Links to Resources: 

5 thoughts on “Proposed Personal Safety Guidelines

  1. Anonymous says:

    What a treasure this is, thank you so much!
    It is also a good opportunity to see how things have changed for me- especially with the help of this meeting.
    At the beginning of my ACA journey, I often times couldn’t distinguish between “feeling uncomfortable or unsafe and actually being in an unsafe situation”. I was so reliant on the rules being followed that I sometimes struggled with even slight deviations. A few times I left the meeting midway through.
    As my reparenting progressed, I became more and more able to regulate myself when triggers occured.
    I’d very much welcome if we included this to our approach regarding safety in our meeting.
    Thank you for your invaluable service.

  2. Anonymous says:

    A few thoughts on the proposal:
    Early on two responses to “triggers” (Don’t you wish for a better word? I do) are presented. The first is when a group member is being stalked by a fellow traveler, harassed, etc.

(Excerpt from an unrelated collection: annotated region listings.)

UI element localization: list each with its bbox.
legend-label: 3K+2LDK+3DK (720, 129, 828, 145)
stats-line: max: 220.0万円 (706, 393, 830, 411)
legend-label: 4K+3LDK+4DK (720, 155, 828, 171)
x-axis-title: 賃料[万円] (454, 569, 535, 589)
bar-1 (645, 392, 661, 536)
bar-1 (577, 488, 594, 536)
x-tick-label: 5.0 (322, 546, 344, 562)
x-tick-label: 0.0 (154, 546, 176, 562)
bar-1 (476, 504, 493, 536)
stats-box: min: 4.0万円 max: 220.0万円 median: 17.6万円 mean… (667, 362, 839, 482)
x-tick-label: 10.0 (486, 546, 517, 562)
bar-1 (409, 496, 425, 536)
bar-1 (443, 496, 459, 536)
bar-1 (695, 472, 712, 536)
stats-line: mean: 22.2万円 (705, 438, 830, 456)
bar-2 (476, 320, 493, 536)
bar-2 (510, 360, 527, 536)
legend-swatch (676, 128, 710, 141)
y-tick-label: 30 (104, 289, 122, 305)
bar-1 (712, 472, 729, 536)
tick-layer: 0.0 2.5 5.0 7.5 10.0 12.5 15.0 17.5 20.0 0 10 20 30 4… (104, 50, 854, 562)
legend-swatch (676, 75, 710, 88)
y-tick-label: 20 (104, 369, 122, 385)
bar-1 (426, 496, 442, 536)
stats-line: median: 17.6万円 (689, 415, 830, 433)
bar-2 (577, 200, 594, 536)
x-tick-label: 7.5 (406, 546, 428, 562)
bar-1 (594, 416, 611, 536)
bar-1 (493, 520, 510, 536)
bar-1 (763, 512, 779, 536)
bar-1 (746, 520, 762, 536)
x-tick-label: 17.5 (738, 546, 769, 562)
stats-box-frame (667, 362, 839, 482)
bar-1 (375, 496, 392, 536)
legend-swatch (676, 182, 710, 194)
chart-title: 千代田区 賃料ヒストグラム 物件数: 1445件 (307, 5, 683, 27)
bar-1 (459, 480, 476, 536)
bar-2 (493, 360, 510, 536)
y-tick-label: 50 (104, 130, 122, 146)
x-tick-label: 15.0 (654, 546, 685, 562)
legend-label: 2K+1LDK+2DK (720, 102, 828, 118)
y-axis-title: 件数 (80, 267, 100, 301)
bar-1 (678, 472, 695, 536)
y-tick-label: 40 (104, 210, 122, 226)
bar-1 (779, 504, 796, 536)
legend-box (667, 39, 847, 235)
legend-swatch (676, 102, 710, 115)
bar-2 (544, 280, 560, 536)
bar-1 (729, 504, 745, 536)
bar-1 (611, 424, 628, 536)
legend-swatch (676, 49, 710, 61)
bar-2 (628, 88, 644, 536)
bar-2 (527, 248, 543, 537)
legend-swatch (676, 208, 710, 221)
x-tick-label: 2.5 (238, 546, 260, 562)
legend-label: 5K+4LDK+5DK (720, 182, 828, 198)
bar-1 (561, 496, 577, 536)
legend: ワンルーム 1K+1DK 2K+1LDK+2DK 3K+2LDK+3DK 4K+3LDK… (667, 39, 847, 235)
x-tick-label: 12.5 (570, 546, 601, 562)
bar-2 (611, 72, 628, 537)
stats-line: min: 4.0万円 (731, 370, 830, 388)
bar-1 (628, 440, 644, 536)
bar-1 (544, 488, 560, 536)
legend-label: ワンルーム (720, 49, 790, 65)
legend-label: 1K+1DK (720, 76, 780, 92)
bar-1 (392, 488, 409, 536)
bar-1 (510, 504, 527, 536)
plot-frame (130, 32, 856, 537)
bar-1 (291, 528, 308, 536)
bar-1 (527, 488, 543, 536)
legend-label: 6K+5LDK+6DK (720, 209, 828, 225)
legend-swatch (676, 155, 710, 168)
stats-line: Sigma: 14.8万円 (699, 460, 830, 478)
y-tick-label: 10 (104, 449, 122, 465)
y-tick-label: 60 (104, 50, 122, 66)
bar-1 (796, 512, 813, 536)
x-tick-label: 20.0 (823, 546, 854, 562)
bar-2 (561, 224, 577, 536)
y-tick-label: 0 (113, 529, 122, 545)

The second is when some has a deep emotional response to perhaps, what some one has said or tone of voice.
    The rest of the paragraph goes into what to do in the case of the latter but the former (stalking, harassment, etc) needs to be addressed immediately since there is (potentially) an unsafe situation, yet how to respond is addressed at the very end of the proposal. I think it needs to be moved or referred to at the beginning before the Recognize, reflect, etc format.
    I’d also suggest that it would be important to describe what is meant by harassment, stalking, bullying, etc.
    I’ll be at the Sunday, August 11 Town Hall to better talk about my suggestions.
    With gratitude for all the work that has been put into this draft proposal,
    Rene

  3. Anonymous says:

    I really like this exploration of the differences between discomfort (feeling unsafe) vs actually being unsafe. Great work!

  4. Auriah says:

    I think this is all helpful and useful information. I hope that this can also be used to help serve as a place of guidelines for our trusted servants to be able to refer back to within our meetings when these guidelines of behavior have been violated or unsafe responses have been observed inside the meetings. At the very least to be able to pause in a meeting to a comment to acknowledge this behavior/ response with a simple statement of ‘I would like to remind the group of our safety section of our website and if needed I encourage anyone to review the personal safety guidelines section to support their own self care.’
    Yes we are all here because we have acknowledged that we have healing to do but/ and we are all still responsible for our own behavior and actions. Additionally we need to empower our trusted servants to be leaders in role modeling and supporting setting limits and boundaries on these behaviors/ responses for themselves and the group as to what is and is not acceptable behavior in this group. This is vitally important to help newcomers and returning members understand the importance of maintaining safety for the individual and group as a whole.
    Isn’t this one of the reasons why we have the training for our trusted servants? If they need something to help guide and empower them in these situations, perhaps the creation of a document of Service Rights and Responsibilities?